Some kind of shakeup at USA Today's top level had been anticipated after a panel of three veteran newspaper editors delivered a report to Moon on Kelley's fabrications, which included recommendations for how to prevent a recurrence of similar transgressions.
Both Jurgensen and Kelley, 43, had been at the paper for 21 years, since its launch.
Moon has not yet released any details about the report's contents or its recommendations. He has said he plans to do so some time this week.
Kelley resigned under pressure in January after admitting to trying to deceive editors checking into the veracity of some of his reporting. A subsequent inquiry found that he made up major parts of at least eight stories and committed several acts of plagiarism.

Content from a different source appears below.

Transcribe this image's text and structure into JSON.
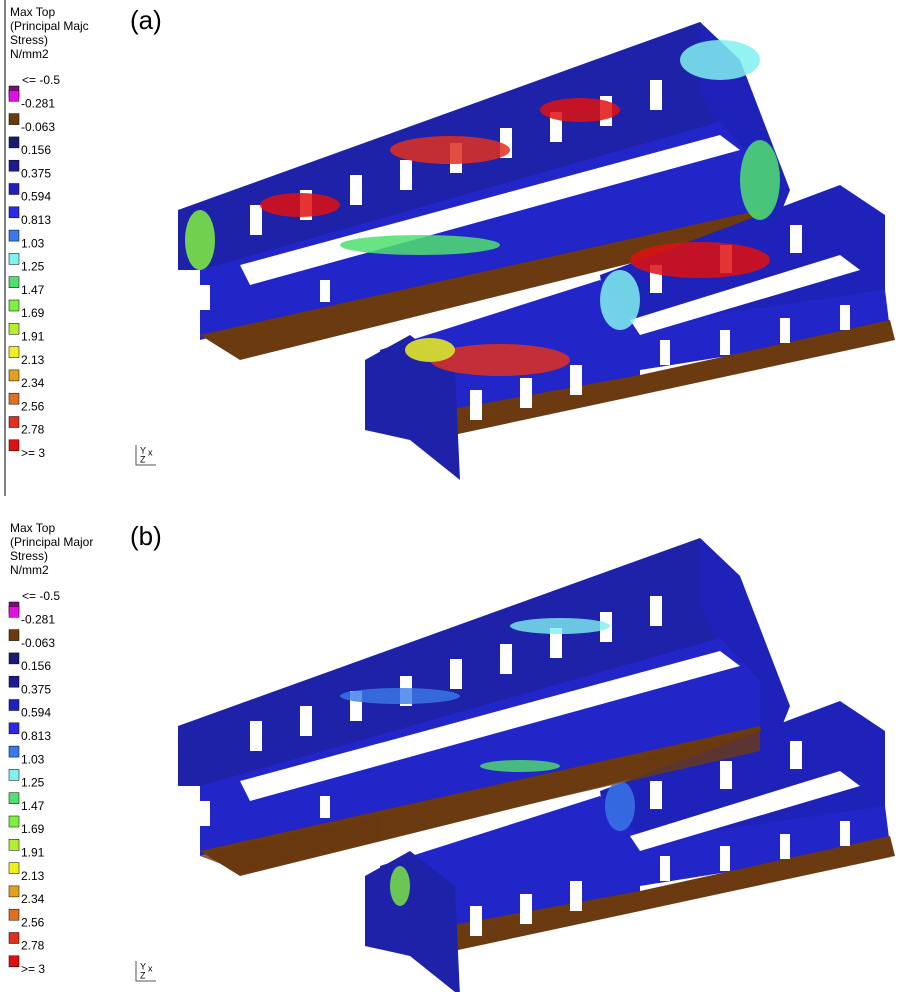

Steven Anderson, a spokesman for the newspaper, said the paper would not have any comments on the departure beyond a brief statement that Moon sent to USA Today staffers late Tuesday.
The scandal deeply embarrassed USA Today, which fought for years to overcome perceptions that it gave serious news topics short shrift with brief news articles and catchy headlines. The newspaper is the largest-circulation daily in the United States and also the flagship publication of Gannett Co., the nation's biggest newspaper publisher.

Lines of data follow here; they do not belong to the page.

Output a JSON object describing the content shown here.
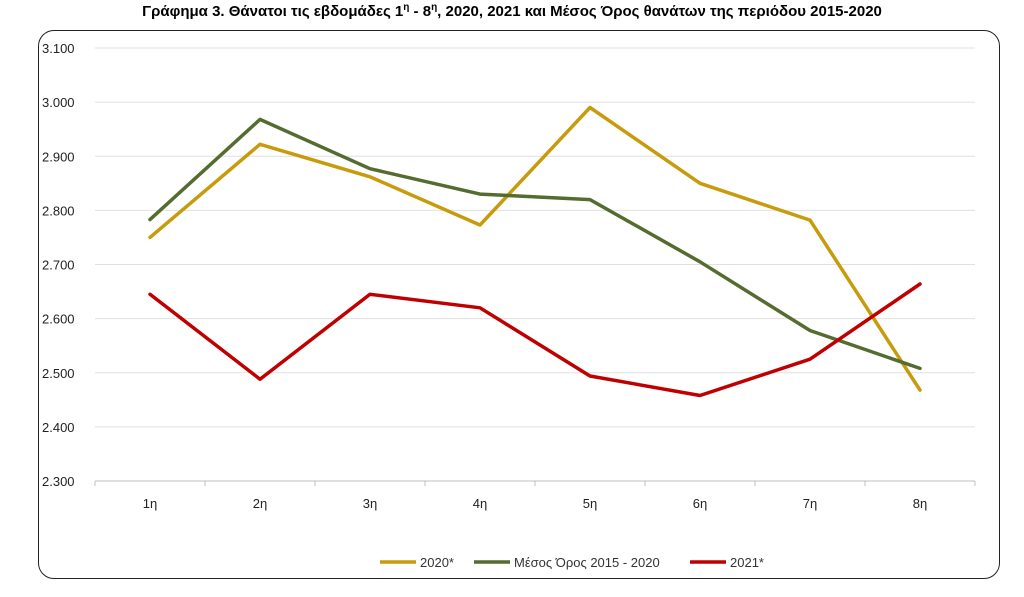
{
  "chart_data": {
    "type": "line",
    "title": "Γράφημα 3. Θάνατοι τις εβδομάδες 1",
    "title_sup1": "η",
    "title_mid": " - 8",
    "title_sup2": "η",
    "title_end": ", 2020, 2021 και Μέσος Όρος θανάτων της περιόδου 2015-2020",
    "categories": [
      "1η",
      "2η",
      "3η",
      "4η",
      "5η",
      "6η",
      "7η",
      "8η"
    ],
    "y_ticks": [
      "2.300",
      "2.400",
      "2.500",
      "2.600",
      "2.700",
      "2.800",
      "2.900",
      "3.000",
      "3.100"
    ],
    "ylim": [
      2300,
      3100
    ],
    "grid": true,
    "legend_position": "bottom",
    "series": [
      {
        "name": "2020*",
        "color": "#C89B0C",
        "values": [
          2750,
          2922,
          2862,
          2773,
          2990,
          2850,
          2782,
          2468
        ]
      },
      {
        "name": "Μέσος Όρος 2015 - 2020",
        "color": "#556B2F",
        "values": [
          2783,
          2968,
          2877,
          2830,
          2820,
          2705,
          2578,
          2508
        ]
      },
      {
        "name": "2021*",
        "color": "#C00000",
        "values": [
          2645,
          2488,
          2645,
          2620,
          2494,
          2458,
          2525,
          2664
        ]
      }
    ]
  }
}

"Like all of us who worked with Jack Kelley, I wish we had caught him far sooner than we did," Jurgensen said in the announcement to the paper's staff. "The sad lessons learned by all in this dreadful situation will make USA Today a stronger, better newspaper."
In over two decades at the newspaper, Kelley rose to become a globetrotting foreign correspondent reporting from various hot spots. He co-authored two books with USA Today founder Al Neuharth.
Kelley spoke to various groups on behalf of USA Today, and the newspaper nominated him for the Pulitzer Prize five times. He is married to the paper's top advertising executive.
The debacle at USA Today has parallels to a plagiarism scandal last year at The New York Times involving Jayson Blair, who plagiarized or fabricated dozens of stories. The Times' top two editors resigned in the aftermath of that scandal, which exposed deep tensions in the paper's newsroom.
A lawyer representing Kelley did not respond to a request for comment.
As the scandal over Kelley developed, several USA Today reporters said they had raised doubts about the reliability of some of Kelley's dispatches. One of the areas addressed by the inquiry into Kelley's work was the extent to which USA Today's editors might be held accountable for his transgressions.
Tom Squitieri, reporter at the paper since 1989, said he and his colleagues are sad to Jurgensen go.
"We expected people to leave because of the Kelley debacle, and as editor, people could say it happened on her watch," Squitieri said. "She was a well-liked and respected individual, but I understand why she retired."
Executive editor Brian Gallagher, who is in charge of the paper's day-to-day operations, said in a statement: "I don't know anyone at this newspaper who won't be saddened by Karen's departure. Both personally and professionally it is a great loss."